Ketakutan terbesarnya kini terbukti, Hyunjin mendapati sang suami mengkhianatinya tepat pada hari jadi pernikahan mereka; Jeongin bercumbu dengan lelaki lain di hadapannya. Rasanya sakit. Hyunjin tak ingin menangis, sekuat mungkin ia berusaha menahan air mata yang menggenang di pelupuk matanya.

Lelaki itukah pemilik nama kontak 'R' pada ponsel Jeongin?

Dua orang di hadapannya seketika menghentikan kegiatan mereka ketika mendengar suara Hyunjin, "Kak, ng– nggak gitu. D– dia cuma temen aku. Kita bukan—" Jeongin berusaha menjelaskan sebelum Hyunjin membuka suara.

"O– oh, maaf. Saya ganggu kalian, ya? Saya bentar lagi pergi, kok. Sebelumnya saya minta maaf, Jeong.
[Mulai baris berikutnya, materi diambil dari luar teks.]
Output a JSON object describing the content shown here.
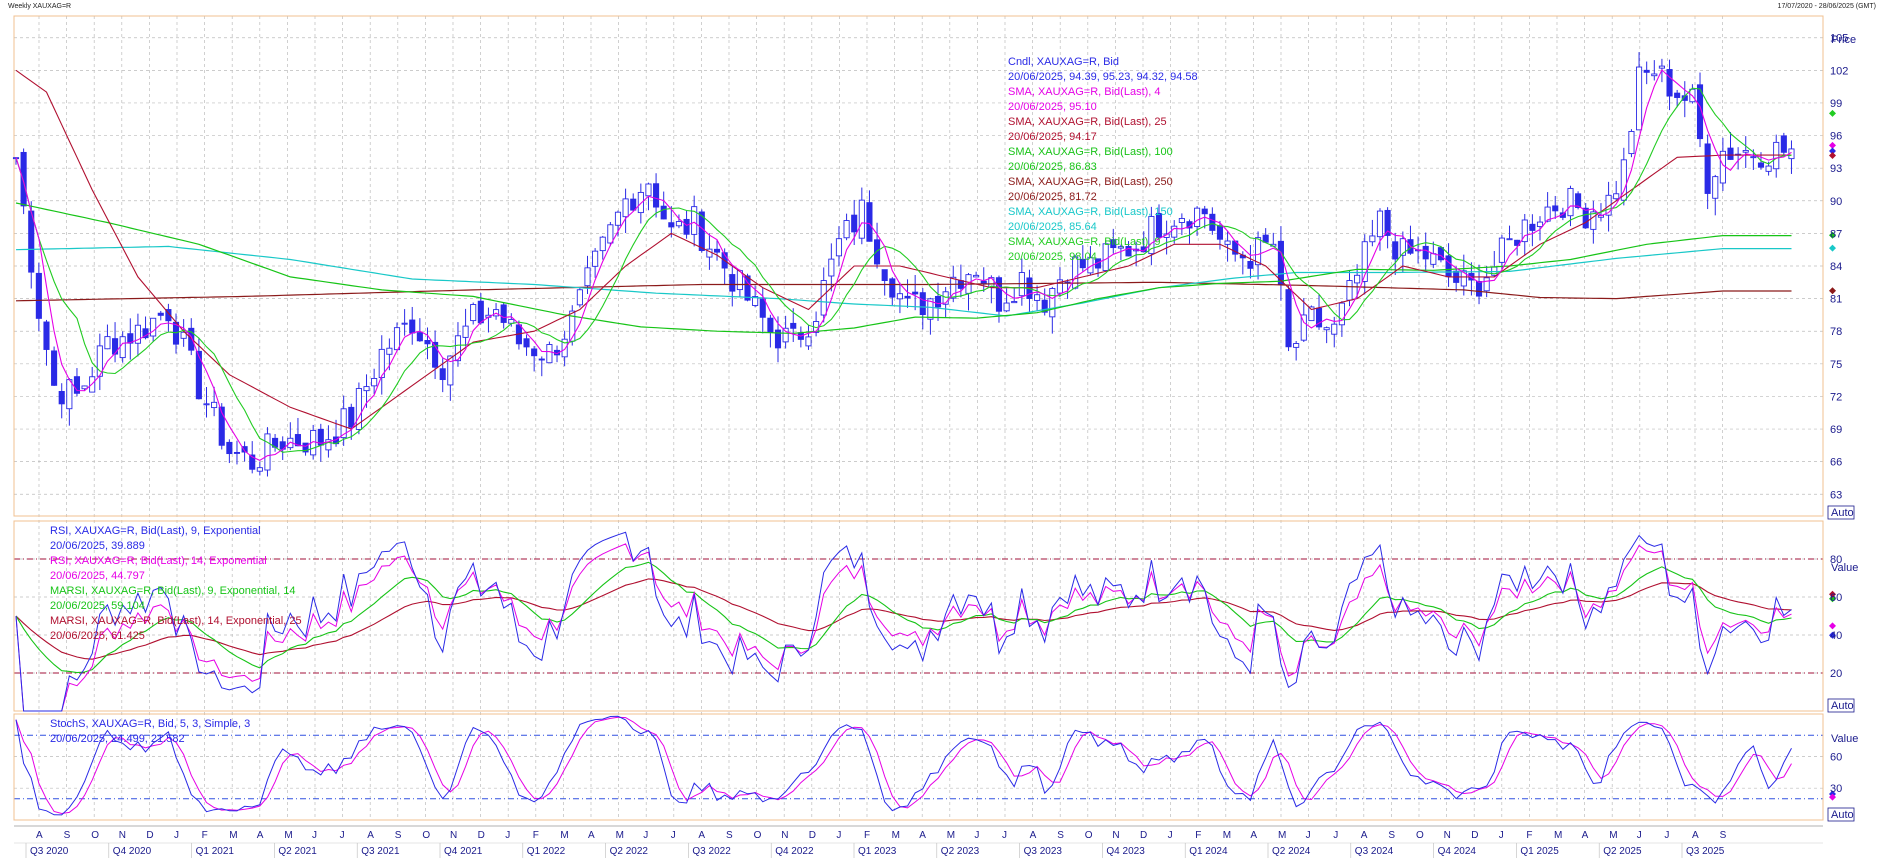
{
  "window": {
    "title": "Weekly XAUXAG=R",
    "date_range": "17/07/2020 - 28/06/2025 (GMT)"
  },
  "colors": {
    "candle": "#2a2ae6",
    "sma4": "#e600e6",
    "sma25": "#b01030",
    "sma100": "#17c417",
    "sma250": "#8b1a1a",
    "sma150": "#19c8c8",
    "sma9": "#22cc22",
    "grid": "#bcbcbc",
    "panel_border": "#f0c090",
    "axis_text": "#1a1a8c"
  },
  "price_panel": {
    "legend": [
      {
        "title": "Cndl, XAUXAG=R, Bid",
        "value": "20/06/2025, 94.39, 95.23, 94.32, 94.58",
        "color": "#2a2ae6"
      },
      {
        "title": "SMA, XAUXAG=R, Bid(Last),  4",
        "value": "20/06/2025, 95.10",
        "color": "#e600e6"
      },
      {
        "title": "SMA, XAUXAG=R, Bid(Last),  25",
        "value": "20/06/2025, 94.17",
        "color": "#b01030"
      },
      {
        "title": "SMA, XAUXAG=R, Bid(Last),  100",
        "value": "20/06/2025, 86.83",
        "color": "#17c417"
      },
      {
        "title": "SMA, XAUXAG=R, Bid(Last),  250",
        "value": "20/06/2025, 81.72",
        "color": "#8b1a1a"
      },
      {
        "title": "SMA, XAUXAG=R, Bid(Last),  150",
        "value": "20/06/2025, 85.64",
        "color": "#19c8c8"
      },
      {
        "title": "SMA, XAUXAG=R, Bid(Last),  9",
        "value": "20/06/2025, 98.04",
        "color": "#22cc22"
      }
    ],
    "axis_title": "Price",
    "auto_label": "Auto"
  },
  "rsi_panel": {
    "legend": [
      {
        "title": "RSI, XAUXAG=R, Bid(Last),  9, Exponential",
        "value": "20/06/2025, 39.889",
        "color": "#2a2ae6"
      },
      {
        "title": "RSI, XAUXAG=R, Bid(Last),  14, Exponential",
        "value": "20/06/2025, 44.797",
        "color": "#e600e6"
      },
      {
        "title": "MARSI, XAUXAG=R, Bid(Last),  9, Exponential, 14",
        "value": "20/06/2025, 59.104",
        "color": "#17c417"
      },
      {
        "title": "MARSI, XAUXAG=R, Bid(Last),  14, Exponential, 25",
        "value": "20/06/2025, 61.425",
        "color": "#b01030"
      }
    ],
    "axis_title": "Value",
    "auto_label": "Auto"
  },
  "stoch_panel": {
    "legend": [
      {
        "title": "StochS, XAUXAG=R, Bid,  5, 3, Simple, 3",
        "value": "20/06/2025, 24.499, 21.582",
        "color": "#2a2ae6"
      }
    ],
    "axis_title": "Value",
    "auto_label": "Auto"
  },
  "chart_data": {
    "type": "candlestick",
    "instrument": "XAUXAG=R",
    "interval": "Weekly",
    "price_axis": {
      "ticks": [
        63,
        66,
        69,
        72,
        75,
        78,
        81,
        84,
        87,
        90,
        93,
        96,
        99,
        102,
        105
      ],
      "ylim": [
        61,
        107
      ]
    },
    "rsi_axis": {
      "ticks": [
        20,
        40,
        60,
        80
      ],
      "ylim": [
        0,
        100
      ],
      "bands": [
        20,
        80
      ]
    },
    "stoch_axis": {
      "ticks": [
        30,
        60
      ],
      "ylim": [
        0,
        100
      ],
      "bands": [
        20,
        80
      ]
    },
    "x_month_labels": [
      "A",
      "S",
      "O",
      "N",
      "D",
      "J",
      "F",
      "M",
      "A",
      "M",
      "J",
      "J",
      "A",
      "S",
      "O",
      "N",
      "D",
      "J",
      "F",
      "M",
      "A",
      "M",
      "J",
      "J",
      "A",
      "S",
      "O",
      "N",
      "D",
      "J",
      "F",
      "M",
      "A",
      "M",
      "J",
      "J",
      "A",
      "S",
      "O",
      "N",
      "D",
      "J",
      "F",
      "M",
      "A",
      "M",
      "J",
      "J",
      "A",
      "S",
      "O",
      "N",
      "D",
      "J",
      "F",
      "M",
      "A",
      "M",
      "J",
      "J",
      "A",
      "S"
    ],
    "x_quarter_labels": [
      "Q3 2020",
      "Q4 2020",
      "Q1 2021",
      "Q2 2021",
      "Q3 2021",
      "Q4 2021",
      "Q1 2022",
      "Q2 2022",
      "Q3 2022",
      "Q4 2022",
      "Q1 2023",
      "Q2 2023",
      "Q3 2023",
      "Q4 2023",
      "Q1 2024",
      "Q2 2024",
      "Q3 2024",
      "Q4 2024",
      "Q1 2025",
      "Q2 2025",
      "Q3 2025"
    ],
    "close_keypoints": [
      [
        0,
        94
      ],
      [
        3,
        80
      ],
      [
        5,
        73
      ],
      [
        8,
        72
      ],
      [
        12,
        77
      ],
      [
        16,
        78
      ],
      [
        20,
        80
      ],
      [
        24,
        73
      ],
      [
        28,
        67
      ],
      [
        31,
        66
      ],
      [
        35,
        68
      ],
      [
        40,
        68
      ],
      [
        44,
        70
      ],
      [
        48,
        76
      ],
      [
        52,
        79
      ],
      [
        56,
        75
      ],
      [
        60,
        79
      ],
      [
        63,
        80
      ],
      [
        66,
        77
      ],
      [
        70,
        76
      ],
      [
        73,
        79
      ],
      [
        76,
        84
      ],
      [
        80,
        90
      ],
      [
        83,
        92
      ],
      [
        86,
        87
      ],
      [
        89,
        88
      ],
      [
        93,
        84
      ],
      [
        96,
        81
      ],
      [
        99,
        78
      ],
      [
        102,
        77
      ],
      [
        105,
        80
      ],
      [
        108,
        86
      ],
      [
        111,
        89
      ],
      [
        114,
        84
      ],
      [
        117,
        80
      ],
      [
        120,
        81
      ],
      [
        123,
        83
      ],
      [
        126,
        84
      ],
      [
        129,
        81
      ],
      [
        132,
        83
      ],
      [
        135,
        81
      ],
      [
        138,
        84
      ],
      [
        141,
        84
      ],
      [
        144,
        85
      ],
      [
        147,
        86
      ],
      [
        150,
        88
      ],
      [
        153,
        89
      ],
      [
        156,
        89
      ],
      [
        159,
        85
      ],
      [
        162,
        85
      ],
      [
        165,
        86
      ],
      [
        167,
        76
      ],
      [
        170,
        79
      ],
      [
        173,
        78
      ],
      [
        176,
        83
      ],
      [
        179,
        88
      ],
      [
        182,
        85
      ],
      [
        185,
        85
      ],
      [
        188,
        83
      ],
      [
        191,
        82
      ],
      [
        194,
        84
      ],
      [
        197,
        87
      ],
      [
        200,
        89
      ],
      [
        203,
        90
      ],
      [
        206,
        89
      ],
      [
        209,
        90
      ],
      [
        211,
        93
      ],
      [
        213,
        101
      ],
      [
        215,
        102
      ],
      [
        218,
        100
      ],
      [
        220,
        99
      ],
      [
        222,
        92
      ],
      [
        224,
        94.6
      ]
    ],
    "sma25_keypoints": [
      [
        0,
        102
      ],
      [
        4,
        100
      ],
      [
        10,
        91
      ],
      [
        16,
        83
      ],
      [
        22,
        78
      ],
      [
        28,
        74
      ],
      [
        36,
        71
      ],
      [
        44,
        69
      ],
      [
        52,
        73
      ],
      [
        60,
        77
      ],
      [
        68,
        78
      ],
      [
        74,
        80
      ],
      [
        80,
        84
      ],
      [
        86,
        87
      ],
      [
        92,
        85
      ],
      [
        98,
        82
      ],
      [
        104,
        80
      ],
      [
        110,
        84
      ],
      [
        116,
        84
      ],
      [
        122,
        83
      ],
      [
        128,
        82
      ],
      [
        134,
        82
      ],
      [
        140,
        83
      ],
      [
        146,
        84
      ],
      [
        152,
        86
      ],
      [
        158,
        86
      ],
      [
        164,
        84
      ],
      [
        170,
        80
      ],
      [
        176,
        81
      ],
      [
        182,
        84
      ],
      [
        188,
        83
      ],
      [
        194,
        83
      ],
      [
        200,
        86
      ],
      [
        206,
        88
      ],
      [
        212,
        91
      ],
      [
        218,
        94
      ],
      [
        224,
        94.2
      ]
    ],
    "sma100_keypoints": [
      [
        0,
        89.8
      ],
      [
        12,
        88
      ],
      [
        24,
        86
      ],
      [
        36,
        83
      ],
      [
        48,
        81.8
      ],
      [
        60,
        81.2
      ],
      [
        72,
        79.5
      ],
      [
        82,
        78.4
      ],
      [
        92,
        78
      ],
      [
        102,
        77.8
      ],
      [
        110,
        78.3
      ],
      [
        118,
        79.3
      ],
      [
        126,
        79.2
      ],
      [
        134,
        79.7
      ],
      [
        142,
        81
      ],
      [
        150,
        82
      ],
      [
        158,
        82.4
      ],
      [
        166,
        82.6
      ],
      [
        176,
        83.7
      ],
      [
        186,
        83.6
      ],
      [
        196,
        84
      ],
      [
        204,
        84.6
      ],
      [
        214,
        86
      ],
      [
        224,
        86.8
      ]
    ],
    "sma150_keypoints": [
      [
        0,
        85.5
      ],
      [
        20,
        85.8
      ],
      [
        36,
        84.6
      ],
      [
        52,
        82.8
      ],
      [
        68,
        82.3
      ],
      [
        84,
        81.5
      ],
      [
        100,
        81
      ],
      [
        110,
        80.5
      ],
      [
        120,
        80.2
      ],
      [
        130,
        79.4
      ],
      [
        140,
        80.6
      ],
      [
        150,
        82
      ],
      [
        160,
        82.9
      ],
      [
        168,
        83.4
      ],
      [
        180,
        83.4
      ],
      [
        196,
        83.5
      ],
      [
        210,
        84.7
      ],
      [
        224,
        85.6
      ]
    ],
    "sma250_keypoints": [
      [
        0,
        80.8
      ],
      [
        30,
        81.2
      ],
      [
        60,
        81.8
      ],
      [
        90,
        82.3
      ],
      [
        120,
        82.3
      ],
      [
        150,
        82.5
      ],
      [
        170,
        82.2
      ],
      [
        190,
        81.8
      ],
      [
        200,
        81.1
      ],
      [
        210,
        81
      ],
      [
        218,
        81.4
      ],
      [
        224,
        81.7
      ]
    ],
    "last_values": {
      "close": 94.58,
      "sma4": 95.1,
      "sma25": 94.17,
      "sma100": 86.83,
      "sma250": 81.72,
      "sma150": 85.64,
      "sma9": 98.04,
      "rsi9": 39.889,
      "rsi14": 44.797,
      "marsi9": 59.104,
      "marsi14": 61.425,
      "stoch_k": 24.499,
      "stoch_d": 21.582
    }
  }
}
Mungkin saya nggak cukup di mata kamu sampai kamu tinggalin saya. Gak apa-apa, saya ngerti. Lalu buat kamu, Jeongin udah pilih kamu daripada saya. Jadi, jaga Jeongin baik-baik, ya. Jangan buat dia kecewa. Saya pergi sekarang. Makasih banyak untuk tiga tahunnya, Jeongin. Semoga kalian bahagia."

"Kakak mau ke mana? Kak! Kak Hyunjin!"

Hyunjin terus berjalan menjauh tanpa mempedulikan Jeongin yang memanggilnya. Hyunjin tidak bodoh, ia tahu Jeongin sudah pasti berbohong. Tidak ada sepasang teman yang melakukan hal itu. Jika sudah begini, Hyunjin bisa apa? Bahkan jika ia bertahan, Jeongin sudah tak lagi mencintainya.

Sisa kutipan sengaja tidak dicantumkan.